Colin's maximum sustained winds Monday morning had increased to near 50 mph (85 kph) with some slow strengthening possible during the next two days. The storm was centered about 285 miles (455 kilometers) west-southwest of Tampa and moving north-northeast near 16 mph (26 kph).

Early Monday, Ronald P. Milligan, 74, stopped by a park in St. Petersburg where authorities planned to distribute sandbags because the ditch in front of his home had filled during the previous evening's rain.

"If last night was a 'no storm' — and the water was almost up to the hump in my yard — I'm worried," Milligan said, motioning to about knee level. He's lived in Florida since the late 1970s and hasn't ever prepared for a storm this early.

Sandbags also were being distributed in Tampa and nearby cities.

The latest forecast for Colin called for the storm to make landfall near the Big Bend area of Florida in the mid-afternoon, move across the Florida peninsula into Georgia and then move along or just off the South Carolina coast before heading out to sea.

Schools in at least one Florida Gulf Coast county planned to dismiss students early Monday. Pasco County said schools would be letting out, and it was likely that county government would shut down around noon to get people off the road by 3 p.m.

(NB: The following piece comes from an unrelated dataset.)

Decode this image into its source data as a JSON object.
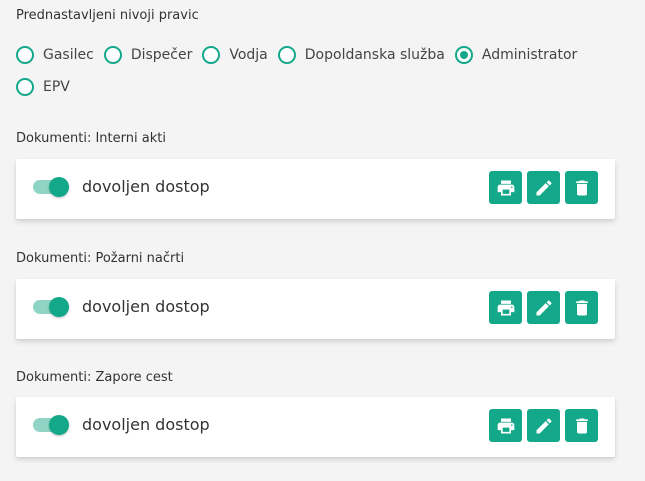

Farther north at Cedar Keys National Wildlife Refuge, the storm's arrival this afternoon was due at the same time as high tide, creating even higher risk of severe flooding, said Andrew Gude, manager of the refuge for the U.S. Fish and Wildlife Service.

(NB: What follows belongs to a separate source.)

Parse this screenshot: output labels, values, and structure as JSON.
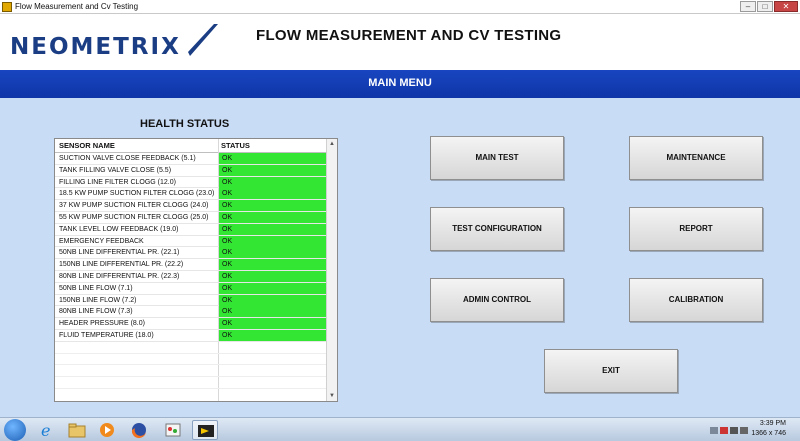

"We're taking chain saws home so we can cut our way out of our neighborhoods and cut our way back into work tomorrow," Gude said.

Colin is expected to produce rainfall amounts of 3 to 5 inches, and forecasters said up to 8 inches are possible across western Florida, eastern Georgia and coastal areas of the Carolinas through Tuesday.

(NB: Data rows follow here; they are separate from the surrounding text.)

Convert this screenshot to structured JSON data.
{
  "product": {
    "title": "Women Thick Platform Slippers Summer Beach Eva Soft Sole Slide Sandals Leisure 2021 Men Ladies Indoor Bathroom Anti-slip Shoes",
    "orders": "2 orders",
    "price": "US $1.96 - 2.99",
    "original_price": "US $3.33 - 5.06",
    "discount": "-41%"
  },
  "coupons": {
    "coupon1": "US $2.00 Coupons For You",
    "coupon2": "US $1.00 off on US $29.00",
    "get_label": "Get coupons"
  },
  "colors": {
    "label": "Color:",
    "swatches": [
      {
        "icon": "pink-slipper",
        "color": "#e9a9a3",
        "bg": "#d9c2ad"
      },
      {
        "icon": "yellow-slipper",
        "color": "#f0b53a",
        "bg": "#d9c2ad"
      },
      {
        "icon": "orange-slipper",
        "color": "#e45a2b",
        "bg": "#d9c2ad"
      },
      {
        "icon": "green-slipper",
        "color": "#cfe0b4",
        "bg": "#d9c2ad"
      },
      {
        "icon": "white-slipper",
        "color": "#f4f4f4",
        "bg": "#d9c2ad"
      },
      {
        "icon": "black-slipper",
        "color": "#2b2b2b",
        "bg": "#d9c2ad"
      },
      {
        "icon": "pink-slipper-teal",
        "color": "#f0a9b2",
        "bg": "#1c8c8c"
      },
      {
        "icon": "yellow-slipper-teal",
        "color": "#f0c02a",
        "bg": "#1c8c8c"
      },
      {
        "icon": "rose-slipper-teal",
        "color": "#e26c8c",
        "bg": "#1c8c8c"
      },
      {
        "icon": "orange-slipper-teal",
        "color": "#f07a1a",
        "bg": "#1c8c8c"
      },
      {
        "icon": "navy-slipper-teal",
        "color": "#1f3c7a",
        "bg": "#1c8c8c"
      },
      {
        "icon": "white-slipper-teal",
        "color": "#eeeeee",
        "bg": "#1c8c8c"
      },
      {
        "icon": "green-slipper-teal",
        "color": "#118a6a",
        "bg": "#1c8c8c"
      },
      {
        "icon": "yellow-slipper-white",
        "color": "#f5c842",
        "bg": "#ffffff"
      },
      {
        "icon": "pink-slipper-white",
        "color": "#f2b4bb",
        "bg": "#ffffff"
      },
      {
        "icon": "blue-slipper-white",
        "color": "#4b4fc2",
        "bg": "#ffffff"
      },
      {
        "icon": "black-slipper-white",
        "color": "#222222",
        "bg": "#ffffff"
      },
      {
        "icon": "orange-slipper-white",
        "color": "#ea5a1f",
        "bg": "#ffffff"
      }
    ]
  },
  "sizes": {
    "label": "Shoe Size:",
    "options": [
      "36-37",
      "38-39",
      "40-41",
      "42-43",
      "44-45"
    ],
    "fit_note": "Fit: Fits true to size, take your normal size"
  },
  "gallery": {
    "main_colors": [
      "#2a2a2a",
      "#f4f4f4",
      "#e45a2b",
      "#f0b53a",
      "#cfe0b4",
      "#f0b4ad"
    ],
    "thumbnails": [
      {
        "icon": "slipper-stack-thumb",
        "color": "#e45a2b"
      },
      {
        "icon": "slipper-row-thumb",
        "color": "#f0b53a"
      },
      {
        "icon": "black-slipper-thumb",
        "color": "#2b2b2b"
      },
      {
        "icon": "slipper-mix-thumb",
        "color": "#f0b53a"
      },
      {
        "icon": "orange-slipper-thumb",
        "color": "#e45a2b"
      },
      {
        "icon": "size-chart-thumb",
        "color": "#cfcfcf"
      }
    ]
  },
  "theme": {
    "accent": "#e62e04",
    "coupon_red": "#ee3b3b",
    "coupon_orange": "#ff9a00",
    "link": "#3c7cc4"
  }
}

Forecasters said storm surge and high tide could combine to flood normally dry areas along Florida's coastline. They also described Colin as a lopsided storm, with tropical storm-force winds extending up to 185 miles east of its center.

A tropical storm warning was also in effect for the entire Georgia coast and the lower South Carolina coast.

Meanwhile, Gov. Rick Scott postponed a political meeting with presumptive Republican presidential nominee Donald Trump scheduled Monday in New York so he can remain in the state capital to monitor the weather.

Scott warned residents not to simply look at the center of the storm, saying the heaviest rain will be to the east and west of it.

Colin was expected to pass the Georgia coast before dawn Tuesday, said Dennis Jones, director of the Chatham County Emergency Management Agency.

Jones said flash floods appeared to pose the greatest threat, with the worst flood potential expected late Tuesday when local waterways already swollen with rain crest with the high tide.

Allan Giese, 62, watched the start-and-stop rains Monday morning from his home about 150 yards from the St. Marys River, where he's seen larger storms bang up boats anchored in the nearby marina. He planned to bring his plywood work table inside, but otherwise simply ride out the storm inside with his wife.

"What it sounds like is just some heavy rains, but nothing torrential, not high winds," Giese said. "We'll just keep an eye on the tracker, go to bed and hunker down."